Last week, my main focus was to continue reviewing tickets for the upcoming major release of WordPress, as part of my duties as the Core Tech lead. I made twenty-four commits to WordPress Core, ran mission control for WordPress 5.7 Beta 3, and triaged new tickets coming into Trac (the bug tracking system that WordPress uses).

Now that the first release candidate of 5.7 has been released, I’ll start reviewing enhancements and bug fixes for WordPress 5.8.

Tim

The past week has been all about documenting my increased involvement in the WordPress design team. I wrote a lengthy Handbook page about becoming, being and surviving being a WordPress design release lead (although I haven’t reached the survivor phase yet haha). And I’m working on a retrospective post for the design team blog about my experience with WordPress 5.7 development. What went well, what could improve, and what the 5.8 lead could pick up. These writings also led me to start writing a doc for other people at Yoast who may be interested in contributing to design but don’t know how or lack context. With that I hope to share the knowledge I have built up over the years so others can do what I do too.

Ari

The work I’ve been doing for the past couple of months has paid off and Full Site Editing stylesheets for blocks will get loaded a lot more efficiently from now on.

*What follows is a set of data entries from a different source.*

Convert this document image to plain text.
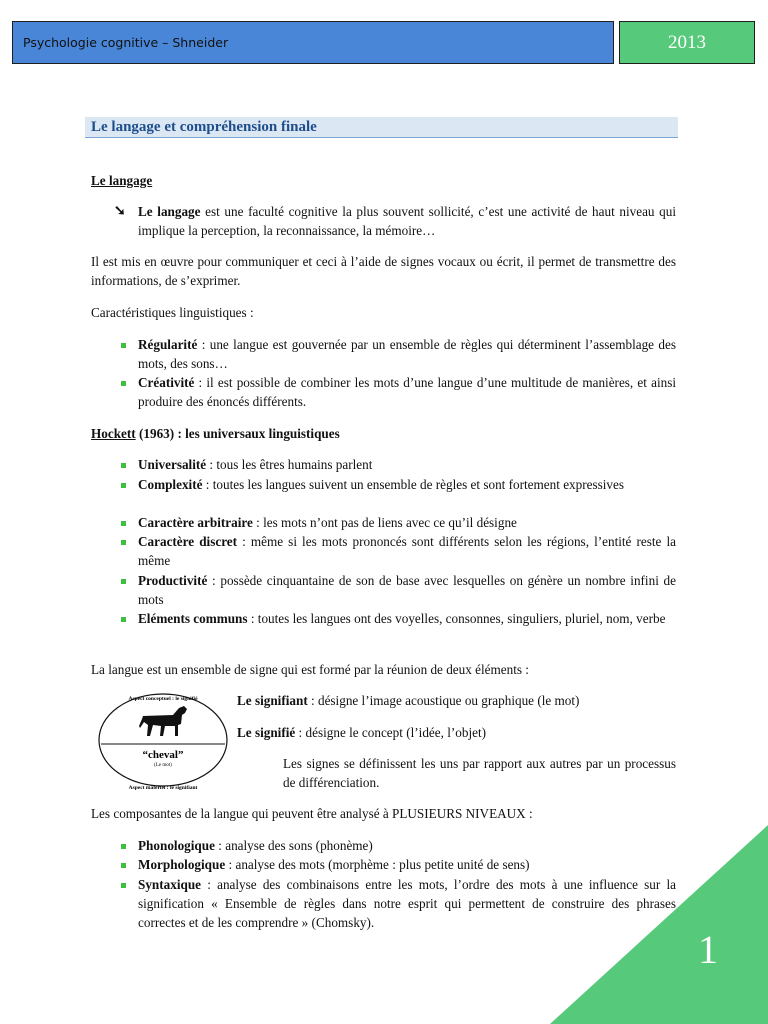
Psychologie cognitive – Shneider	2013
Le langage et compréhension finale
Le langage
➘ Le langage est une faculté cognitive la plus souvent sollicité, c’est une activité de haut niveau qui implique la perception, la reconnaissance, la mémoire…
Il est mis en œuvre pour communiquer et ceci à l’aide de signes vocaux ou écrit, il permet de transmettre des informations, de s’exprimer.
Caractéristiques linguistiques :
Régularité : une langue est gouvernée par un ensemble de règles qui déterminent l’assemblage des mots, des sons…
Créativité : il est possible de combiner les mots d’une langue d’une multitude de manières, et ainsi produire des énoncés différents.
Hockett (1963) : les universaux linguistiques
Universalité : tous les êtres humains parlent
Complexité : toutes les langues suivent un ensemble de règles et sont fortement expressives
Caractère arbitraire : les mots n’ont pas de liens avec ce qu’il désigne
Caractère discret : même si les mots prononcés sont différents selon les régions, l’entité reste la même
Productivité : possède cinquantaine de son de base avec lesquelles on génère un nombre infini de mots
Eléments communs : toutes les langues ont des voyelles, consonnes, singuliers, pluriel, nom, verbe
La langue est un ensemble de signe qui est formé par la réunion de deux éléments :
Aspect conceptuel : le signifié
“cheval”
(Le mot)
Aspect matériel : le signifiant
Le signifiant : désigne l’image acoustique ou graphique (le mot)
Le signifié : désigne le concept (l’idée, l’objet)
Les signes se définissent les uns par rapport aux autres par un processus de différenciation.
Les composantes de la langue qui peuvent être analysé à PLUSIEURS NIVEAUX :
Phonologique : analyse des sons (phonème)
Morphologique : analyse des mots (morphème : plus petite unité de sens)
Syntaxique : analyse des combinaisons entre les mots, l’ordre des mots à une influence sur la signification « Ensemble de règles dans notre esprit qui permettent de construire des phrases correctes et de les comprendre » (Chomsky).
1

The related pull-request was merged in Gutenberg so I’m super excited for the future of WordPress and our continued sustainability efforts.

I’ve began working on things we need to focus on in order to get a Minimum Viable Product (MVP) of Full-Site-Editing (FSE) in WordPress 5.8, including changes that will need to happen in the templating system. We’ll also need to focus on some minimum styles for FSE templates for layouts and alignments so themes can opt-in to automatic styles.

Carolina

This past week I finally completed two important web accessibility courses. I am looking at the different ways that I can continue learning, practicing and contributing to the WordPress accessibility team. The accessibility team provides accessibility expertise and resources, and they also test bugs and new features.

WCAG (short for Web Content Accessibility Guidelines), is an international standard for how to make web content more accessible.
All new or updated code released in WordPress must conform with the WCAG 2.1 guidelines at level AA, and this is a big task. One thing that the team is working on right now is improving the WordPress accessibility coding standards and the documentation about WCAG. You can learn more about the accessibility team on their website.

I have been splitting my time between WordPress version 5.7 and full site editing. Now that the first release candidate of 5.7 has been released, I plan to focus on the MVP of full site editing, including documentation. The WordPress documentation team is kicking off the work on the full site editing end-user documentation with two sprints on the 25th and 26th of February.

Justin

The work that I was doing on the WordPress Test Instructions document is complete. And I was able to present it at last week’s devchat. Now the next step is to use this document as the basis for implementing e2e testing in Core. This is an important project, so I hope that interested contributors will soon take the lead on it.

I am also continuing my work on the restructuring of the Gutenberg developer documentation, which is progressing quite well.